The Corridors of Freedom was an urban spatial transformation initiative launched in May 2013 by Mayor Parks Tau in his state of the city address. The stated aim of the project was to reverse the legacy of colonial and apartheid-era spatial planning legislation. and offer Johannesburg residents, inclusionary transit-oriented development.

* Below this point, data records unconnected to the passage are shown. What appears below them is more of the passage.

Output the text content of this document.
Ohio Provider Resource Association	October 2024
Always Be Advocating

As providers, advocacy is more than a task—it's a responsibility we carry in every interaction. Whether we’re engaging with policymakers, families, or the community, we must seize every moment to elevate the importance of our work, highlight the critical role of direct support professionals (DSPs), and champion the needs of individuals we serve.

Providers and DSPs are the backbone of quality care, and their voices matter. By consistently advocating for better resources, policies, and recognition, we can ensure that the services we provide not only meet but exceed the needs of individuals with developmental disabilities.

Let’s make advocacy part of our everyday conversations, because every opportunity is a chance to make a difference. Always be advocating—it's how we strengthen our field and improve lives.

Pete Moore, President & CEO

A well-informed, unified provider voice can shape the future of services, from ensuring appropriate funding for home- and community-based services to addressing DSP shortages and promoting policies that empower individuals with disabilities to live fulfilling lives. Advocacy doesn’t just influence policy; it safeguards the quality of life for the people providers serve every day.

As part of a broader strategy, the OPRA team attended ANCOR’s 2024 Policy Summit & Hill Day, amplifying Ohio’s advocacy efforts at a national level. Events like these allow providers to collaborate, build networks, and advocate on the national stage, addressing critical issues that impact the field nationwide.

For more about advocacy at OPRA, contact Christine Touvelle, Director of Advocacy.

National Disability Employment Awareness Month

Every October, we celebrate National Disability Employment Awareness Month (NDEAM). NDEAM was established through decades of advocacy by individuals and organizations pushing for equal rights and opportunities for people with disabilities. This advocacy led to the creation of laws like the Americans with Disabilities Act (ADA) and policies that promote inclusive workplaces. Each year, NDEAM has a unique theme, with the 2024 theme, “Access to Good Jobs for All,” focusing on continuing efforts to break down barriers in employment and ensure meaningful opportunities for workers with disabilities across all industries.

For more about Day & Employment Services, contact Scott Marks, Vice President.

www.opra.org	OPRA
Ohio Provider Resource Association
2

== Key Objectives and Features ==
The initiative was focused on linking communities through three transport arteries, known as the Rea Vaya Bus Rapid Transit (BRT) system. The initiative identified three key corridors to connect previously segregated areas to the inner city.
1. Louis Botha Corridor: Linking Johannesburg inner city to Alexandra and Sandton.
2. Empire-Perth Corridor: Linking the inner city to Westbury, Sophiatown, and Noordgesig.
3. Turffontein Corridor: Connecting the inner city to the southern suburbs.
Assurances were given that the heritage sites along these corridors would be preserved. Cycling lanes and pedestrian bridges and walkways would reduce the use of private cars

== Background ==
When Johannesburg was built after the discovery of gold in 1886, the town was a 15 minute city. Residents in work class neighbourhoods could get where they needed to, by foot or with trains or trams. Urban sprawl made this impossible and a concept of the 15 minute city was introduced and championed by Columbian-French urbanist Carlos Moreno and implemented in Capetown. The intent of 15 minute cities was to make it possible to live, work, shop, educate and be entertained. Decentralisation would address environmental, social, and health issues.

== Evolution and Challenges ==
While successful in connecting some areas with new, high-quality infrastructure, the project was undertaken in haste for political reasons and consultation between the residents and the city was limited and residents were treated as passive recipients of change, which meant that the needs of the poorest residents in Gauteng were not addressed.